Planting is progressing well, but rains could hamper efforts. Canadian farmers will be getting crops planted soon, as well.
Similar to the broader oil markets (soybean oil trading in the U.S. and palm oil prices from Malaysia), the canola market traded lower last week. The fundamental picture has come to the forefront as the market realized recent strength was overdone, given adequate stocks and the return of more favorable weather in Asia Pacific, where palm is grown.
Argentine weather has been a major issue, as the harvest of soybeans has been disrupted by damaging rains. The extent of the crop loss as a result of flooding is still unknown, but some expect 5 to 9 million metric tons to be lost. This has provided support to soybean and soybean meal markets, as Argentina is a major exporter. But the loss of soybean meal from the global market has shifted expectation to the U.S., which will now have to crush and export more soybean meal, leading to some added soybean oil for domestic consumption.
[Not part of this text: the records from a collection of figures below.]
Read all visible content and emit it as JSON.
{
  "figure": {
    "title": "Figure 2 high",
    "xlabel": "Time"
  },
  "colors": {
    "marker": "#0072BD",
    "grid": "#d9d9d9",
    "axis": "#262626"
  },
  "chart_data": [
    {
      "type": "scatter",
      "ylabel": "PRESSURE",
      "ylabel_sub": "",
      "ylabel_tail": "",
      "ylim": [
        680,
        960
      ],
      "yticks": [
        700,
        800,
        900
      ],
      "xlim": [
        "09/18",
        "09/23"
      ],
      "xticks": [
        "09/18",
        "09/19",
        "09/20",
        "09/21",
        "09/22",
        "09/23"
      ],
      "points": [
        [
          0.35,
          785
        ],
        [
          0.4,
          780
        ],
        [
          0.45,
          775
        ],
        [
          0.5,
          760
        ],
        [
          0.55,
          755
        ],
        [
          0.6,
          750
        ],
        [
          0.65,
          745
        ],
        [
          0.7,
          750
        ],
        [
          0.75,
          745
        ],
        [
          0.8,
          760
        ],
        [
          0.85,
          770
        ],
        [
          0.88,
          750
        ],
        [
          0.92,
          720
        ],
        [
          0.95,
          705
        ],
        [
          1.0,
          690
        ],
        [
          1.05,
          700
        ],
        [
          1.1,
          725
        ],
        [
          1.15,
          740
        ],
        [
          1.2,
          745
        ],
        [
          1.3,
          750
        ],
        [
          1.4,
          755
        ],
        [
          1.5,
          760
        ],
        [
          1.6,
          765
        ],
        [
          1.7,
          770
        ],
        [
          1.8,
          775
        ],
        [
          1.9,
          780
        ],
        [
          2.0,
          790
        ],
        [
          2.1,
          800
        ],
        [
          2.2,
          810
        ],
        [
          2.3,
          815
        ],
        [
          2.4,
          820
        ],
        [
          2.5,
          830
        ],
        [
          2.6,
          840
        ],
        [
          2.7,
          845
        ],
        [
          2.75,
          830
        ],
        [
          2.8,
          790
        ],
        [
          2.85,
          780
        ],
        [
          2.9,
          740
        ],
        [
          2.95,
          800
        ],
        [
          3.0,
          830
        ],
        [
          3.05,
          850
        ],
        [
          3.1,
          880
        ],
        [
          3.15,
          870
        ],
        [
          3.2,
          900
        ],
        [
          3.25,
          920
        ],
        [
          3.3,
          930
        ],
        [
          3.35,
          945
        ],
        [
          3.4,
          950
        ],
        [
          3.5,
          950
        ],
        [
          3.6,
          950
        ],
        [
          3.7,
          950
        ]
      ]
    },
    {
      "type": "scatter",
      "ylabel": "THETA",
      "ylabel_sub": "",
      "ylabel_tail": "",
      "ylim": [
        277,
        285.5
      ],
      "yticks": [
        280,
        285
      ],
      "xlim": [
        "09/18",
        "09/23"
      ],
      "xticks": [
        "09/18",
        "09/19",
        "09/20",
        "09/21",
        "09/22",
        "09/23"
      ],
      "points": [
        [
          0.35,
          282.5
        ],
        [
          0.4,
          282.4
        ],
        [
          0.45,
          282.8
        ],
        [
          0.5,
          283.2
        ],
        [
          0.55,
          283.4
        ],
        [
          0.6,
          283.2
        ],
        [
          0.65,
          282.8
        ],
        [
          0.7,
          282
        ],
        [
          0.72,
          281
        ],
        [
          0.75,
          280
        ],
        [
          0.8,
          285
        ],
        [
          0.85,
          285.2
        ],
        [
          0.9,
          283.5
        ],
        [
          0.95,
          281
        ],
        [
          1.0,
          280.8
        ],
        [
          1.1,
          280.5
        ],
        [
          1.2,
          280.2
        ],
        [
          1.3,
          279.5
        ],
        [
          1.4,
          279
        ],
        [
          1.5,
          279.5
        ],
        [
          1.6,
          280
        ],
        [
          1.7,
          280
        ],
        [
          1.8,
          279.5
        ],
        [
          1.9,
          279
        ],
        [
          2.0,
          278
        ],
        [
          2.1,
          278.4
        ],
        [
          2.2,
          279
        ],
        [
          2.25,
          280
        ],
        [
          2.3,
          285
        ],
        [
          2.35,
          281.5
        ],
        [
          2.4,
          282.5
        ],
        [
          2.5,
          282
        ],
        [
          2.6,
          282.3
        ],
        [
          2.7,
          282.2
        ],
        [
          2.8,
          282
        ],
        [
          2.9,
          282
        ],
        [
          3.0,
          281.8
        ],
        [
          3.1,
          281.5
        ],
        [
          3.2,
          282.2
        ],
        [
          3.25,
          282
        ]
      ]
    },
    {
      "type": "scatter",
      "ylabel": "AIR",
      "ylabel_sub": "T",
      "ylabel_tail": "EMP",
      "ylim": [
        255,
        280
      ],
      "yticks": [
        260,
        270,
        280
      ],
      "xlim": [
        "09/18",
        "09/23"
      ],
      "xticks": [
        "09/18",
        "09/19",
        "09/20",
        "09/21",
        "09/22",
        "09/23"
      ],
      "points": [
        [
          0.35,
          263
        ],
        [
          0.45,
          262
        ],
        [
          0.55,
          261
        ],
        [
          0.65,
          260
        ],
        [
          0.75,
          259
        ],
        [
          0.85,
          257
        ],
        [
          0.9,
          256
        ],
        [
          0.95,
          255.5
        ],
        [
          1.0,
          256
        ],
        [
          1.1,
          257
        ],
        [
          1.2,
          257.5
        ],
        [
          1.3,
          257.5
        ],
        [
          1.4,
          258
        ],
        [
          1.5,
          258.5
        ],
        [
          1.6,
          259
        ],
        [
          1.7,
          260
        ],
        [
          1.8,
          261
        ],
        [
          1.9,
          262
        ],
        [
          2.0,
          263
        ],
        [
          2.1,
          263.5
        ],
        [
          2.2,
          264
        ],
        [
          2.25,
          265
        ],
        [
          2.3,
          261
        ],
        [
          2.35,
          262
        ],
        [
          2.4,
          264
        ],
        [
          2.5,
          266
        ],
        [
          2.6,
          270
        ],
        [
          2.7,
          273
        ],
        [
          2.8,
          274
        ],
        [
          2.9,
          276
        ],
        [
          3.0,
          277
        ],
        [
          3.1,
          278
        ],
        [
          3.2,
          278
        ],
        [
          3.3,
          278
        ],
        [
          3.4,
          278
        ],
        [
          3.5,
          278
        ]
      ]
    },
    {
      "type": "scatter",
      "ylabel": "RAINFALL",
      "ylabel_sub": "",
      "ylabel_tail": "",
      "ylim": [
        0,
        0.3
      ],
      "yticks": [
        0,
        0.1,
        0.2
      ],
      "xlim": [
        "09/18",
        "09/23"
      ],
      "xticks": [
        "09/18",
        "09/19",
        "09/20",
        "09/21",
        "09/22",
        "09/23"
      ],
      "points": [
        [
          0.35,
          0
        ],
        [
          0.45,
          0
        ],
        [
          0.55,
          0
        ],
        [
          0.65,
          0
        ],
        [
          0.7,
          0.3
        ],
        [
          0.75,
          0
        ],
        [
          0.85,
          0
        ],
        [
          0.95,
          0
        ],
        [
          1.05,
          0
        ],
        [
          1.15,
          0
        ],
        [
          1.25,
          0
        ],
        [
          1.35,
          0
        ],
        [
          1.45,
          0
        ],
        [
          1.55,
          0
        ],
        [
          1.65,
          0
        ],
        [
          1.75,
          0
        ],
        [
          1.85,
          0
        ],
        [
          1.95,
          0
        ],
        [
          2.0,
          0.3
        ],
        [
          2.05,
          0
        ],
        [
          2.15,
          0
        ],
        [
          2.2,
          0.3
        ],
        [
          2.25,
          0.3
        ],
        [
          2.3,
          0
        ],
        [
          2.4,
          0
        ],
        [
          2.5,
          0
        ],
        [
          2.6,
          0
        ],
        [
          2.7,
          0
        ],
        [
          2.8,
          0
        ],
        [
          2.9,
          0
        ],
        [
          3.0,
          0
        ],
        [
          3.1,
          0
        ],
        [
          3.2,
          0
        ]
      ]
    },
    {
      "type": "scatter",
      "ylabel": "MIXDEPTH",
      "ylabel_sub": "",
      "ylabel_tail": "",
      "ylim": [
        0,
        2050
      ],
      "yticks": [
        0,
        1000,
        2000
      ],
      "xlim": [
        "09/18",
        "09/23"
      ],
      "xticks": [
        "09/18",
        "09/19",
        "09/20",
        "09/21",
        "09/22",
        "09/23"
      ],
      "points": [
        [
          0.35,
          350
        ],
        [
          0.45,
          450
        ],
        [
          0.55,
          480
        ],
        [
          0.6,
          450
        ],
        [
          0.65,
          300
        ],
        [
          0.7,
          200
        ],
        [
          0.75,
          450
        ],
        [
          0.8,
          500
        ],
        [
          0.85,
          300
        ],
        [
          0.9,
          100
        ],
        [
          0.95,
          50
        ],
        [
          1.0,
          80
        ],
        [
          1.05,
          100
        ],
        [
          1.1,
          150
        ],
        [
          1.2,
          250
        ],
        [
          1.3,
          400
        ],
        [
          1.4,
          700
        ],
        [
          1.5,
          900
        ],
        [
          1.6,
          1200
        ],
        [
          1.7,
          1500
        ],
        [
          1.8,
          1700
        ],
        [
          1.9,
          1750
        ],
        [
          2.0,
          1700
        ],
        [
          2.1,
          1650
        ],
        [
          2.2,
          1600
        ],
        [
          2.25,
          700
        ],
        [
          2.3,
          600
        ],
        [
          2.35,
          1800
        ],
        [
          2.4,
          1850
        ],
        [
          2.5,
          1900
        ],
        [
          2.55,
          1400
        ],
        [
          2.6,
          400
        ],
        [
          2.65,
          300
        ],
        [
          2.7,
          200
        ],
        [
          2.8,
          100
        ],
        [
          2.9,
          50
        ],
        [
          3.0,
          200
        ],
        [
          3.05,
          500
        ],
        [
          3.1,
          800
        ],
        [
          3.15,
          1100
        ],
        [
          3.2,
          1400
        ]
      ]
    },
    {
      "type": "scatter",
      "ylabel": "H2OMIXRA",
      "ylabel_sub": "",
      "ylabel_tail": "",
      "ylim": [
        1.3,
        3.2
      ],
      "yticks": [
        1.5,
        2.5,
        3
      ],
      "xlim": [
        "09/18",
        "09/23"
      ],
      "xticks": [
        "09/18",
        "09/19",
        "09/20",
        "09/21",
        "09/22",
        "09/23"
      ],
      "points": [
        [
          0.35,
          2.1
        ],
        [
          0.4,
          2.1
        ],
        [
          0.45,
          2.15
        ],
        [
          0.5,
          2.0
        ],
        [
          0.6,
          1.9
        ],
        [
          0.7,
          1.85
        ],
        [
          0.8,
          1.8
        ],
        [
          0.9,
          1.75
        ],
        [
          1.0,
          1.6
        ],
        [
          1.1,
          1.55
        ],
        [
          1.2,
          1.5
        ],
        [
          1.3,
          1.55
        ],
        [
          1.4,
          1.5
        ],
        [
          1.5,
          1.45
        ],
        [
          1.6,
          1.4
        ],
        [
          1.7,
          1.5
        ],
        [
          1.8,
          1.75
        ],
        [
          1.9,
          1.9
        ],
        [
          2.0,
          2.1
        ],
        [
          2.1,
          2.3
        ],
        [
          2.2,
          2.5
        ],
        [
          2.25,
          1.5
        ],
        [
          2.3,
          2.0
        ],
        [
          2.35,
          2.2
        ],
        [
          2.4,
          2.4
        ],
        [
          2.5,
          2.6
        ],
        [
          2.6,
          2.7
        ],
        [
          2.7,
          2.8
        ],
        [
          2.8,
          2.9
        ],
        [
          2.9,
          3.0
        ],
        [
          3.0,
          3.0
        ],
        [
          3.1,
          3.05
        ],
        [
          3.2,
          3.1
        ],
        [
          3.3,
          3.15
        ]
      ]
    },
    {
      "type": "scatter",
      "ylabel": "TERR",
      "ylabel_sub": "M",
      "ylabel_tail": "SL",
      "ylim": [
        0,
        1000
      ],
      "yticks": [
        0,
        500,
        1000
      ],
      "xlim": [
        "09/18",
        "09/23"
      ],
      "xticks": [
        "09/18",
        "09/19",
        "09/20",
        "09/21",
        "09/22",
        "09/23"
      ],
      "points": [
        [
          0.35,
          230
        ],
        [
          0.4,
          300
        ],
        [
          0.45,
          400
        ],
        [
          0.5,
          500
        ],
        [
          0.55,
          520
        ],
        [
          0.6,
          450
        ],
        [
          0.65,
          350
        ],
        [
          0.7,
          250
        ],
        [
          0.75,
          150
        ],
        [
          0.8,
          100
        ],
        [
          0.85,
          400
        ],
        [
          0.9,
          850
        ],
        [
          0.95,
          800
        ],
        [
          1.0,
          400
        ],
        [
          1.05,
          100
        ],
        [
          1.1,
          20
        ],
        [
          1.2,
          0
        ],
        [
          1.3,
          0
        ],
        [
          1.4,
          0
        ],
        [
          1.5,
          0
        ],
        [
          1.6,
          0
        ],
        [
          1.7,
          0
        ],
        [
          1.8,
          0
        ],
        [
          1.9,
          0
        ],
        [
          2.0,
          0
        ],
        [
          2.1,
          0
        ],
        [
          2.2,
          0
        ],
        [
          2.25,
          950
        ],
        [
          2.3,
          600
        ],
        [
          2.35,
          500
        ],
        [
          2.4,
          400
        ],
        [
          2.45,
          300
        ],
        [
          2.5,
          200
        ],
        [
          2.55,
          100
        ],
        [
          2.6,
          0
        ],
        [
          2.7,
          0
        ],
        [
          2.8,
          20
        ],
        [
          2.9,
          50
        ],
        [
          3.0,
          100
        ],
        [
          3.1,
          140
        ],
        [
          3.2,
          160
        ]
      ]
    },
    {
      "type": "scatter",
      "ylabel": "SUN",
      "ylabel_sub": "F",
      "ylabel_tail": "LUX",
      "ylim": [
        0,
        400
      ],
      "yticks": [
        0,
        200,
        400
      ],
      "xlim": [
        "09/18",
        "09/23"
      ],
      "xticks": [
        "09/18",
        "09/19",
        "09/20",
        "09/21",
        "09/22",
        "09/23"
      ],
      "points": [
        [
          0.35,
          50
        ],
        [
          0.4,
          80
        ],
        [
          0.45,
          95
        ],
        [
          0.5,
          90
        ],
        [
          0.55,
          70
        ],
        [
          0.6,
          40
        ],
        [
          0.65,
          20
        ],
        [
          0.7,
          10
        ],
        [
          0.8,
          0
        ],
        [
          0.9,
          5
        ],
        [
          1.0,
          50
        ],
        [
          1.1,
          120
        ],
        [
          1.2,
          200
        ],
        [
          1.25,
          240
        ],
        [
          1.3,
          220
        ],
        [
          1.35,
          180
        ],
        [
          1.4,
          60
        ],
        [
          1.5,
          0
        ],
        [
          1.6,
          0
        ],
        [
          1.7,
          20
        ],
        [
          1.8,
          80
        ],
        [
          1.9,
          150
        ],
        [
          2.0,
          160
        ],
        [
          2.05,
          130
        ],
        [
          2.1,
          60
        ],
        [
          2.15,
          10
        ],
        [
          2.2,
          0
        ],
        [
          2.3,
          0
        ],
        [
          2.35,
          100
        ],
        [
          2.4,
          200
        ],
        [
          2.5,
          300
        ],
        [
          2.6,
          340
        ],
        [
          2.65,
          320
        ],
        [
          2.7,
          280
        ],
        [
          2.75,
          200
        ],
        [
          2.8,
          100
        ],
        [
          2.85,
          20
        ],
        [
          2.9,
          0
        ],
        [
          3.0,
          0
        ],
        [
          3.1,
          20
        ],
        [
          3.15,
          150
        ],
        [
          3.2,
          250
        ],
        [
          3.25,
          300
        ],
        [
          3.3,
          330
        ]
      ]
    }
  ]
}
This has helped the soybean oil market drop.
Wheat markets have been mixed, with the Kansas City contract pushing back toward old lows, but the Minneapolis contract trending modestly higher.
The growing conditions in the hard red winter growing areas (Kansas, Oklahoma and parts of Texas) have been favorable and represent the bulk of the U.S. wheat growing areas. But, other portions of the U.S. had to deal with excess rains.
Spring wheat planting is progressing well. Stocks are comfortable globally, as the European soft wheat crop estimates continue to climb.
Peas and lentils
Pea prices finished the week trading mostly unchanged from the previous week. Export demand has stayed firm. The Canadian Grain Commission reported strong bulk movement in the first three weeks of April: 173,000 metric tons have been loaded for export compared to 135,000 metric tons in March and 141,000 metric tons in February. Total shipments for the first eight months of the marketing year have reached 1.89 million metric tons compared to 1.72 million at the same time in the previous year. To reach this large export total, farmers have already sold 73 percent of old crop peas compared to 60 percent at this same time in 2015. This shows the dominance of both strong global demand and lower average ocean freight costs.
Lentil markets internationally were flat to modestly higher last week. The Statistics Canada report on planting intentions for the 2016 growing season confirmed global expectations for a large increase. Total planted area in Canada for lentils is expected to rise 30 percent to 5.14 million acres from 3.95 million acres in 2015. This is the largest single-year increase for lentil planted area in Canadian history. Firming prices is the tight stock situation: inventories are expected to finish the marketing year at 100 thousand metric tons, which is just 3.8 percent of total usage. The CGC reported a remarkable 35,300 metric tons shipped in March compared to 16.6,000 metric tons in 2015 and well above February 2016’s 13,000 metric tons.
Durum prices have stayed flat in the past few weeks.
The recent strength and subsequent drop in the broader wheat market was not followed by durum, as the market has been mostly flat since January - even going back to September 2015, the durum market has traded in the $1 range.
For the past 10 weeks, Canadian durum and wheat exports have averaged 411,000 metric tons, but given government estimates, this is too high.
Exports are slowing to 263,000 metric tons, which is reflective of this needed slow-down in export pace.
Mustard seed exports have slowed, according to CGC data on Canadian shipments. The CGC reported March mustard seed shipments at 1,300 metric tons compared to 1,700 metric tons in February. This is also below the 2,500 metric tons shipped in March of 2015. Total shipments for the current marketing year are 12,700 metric tons compared to 14,200 metric tons for the same period last year.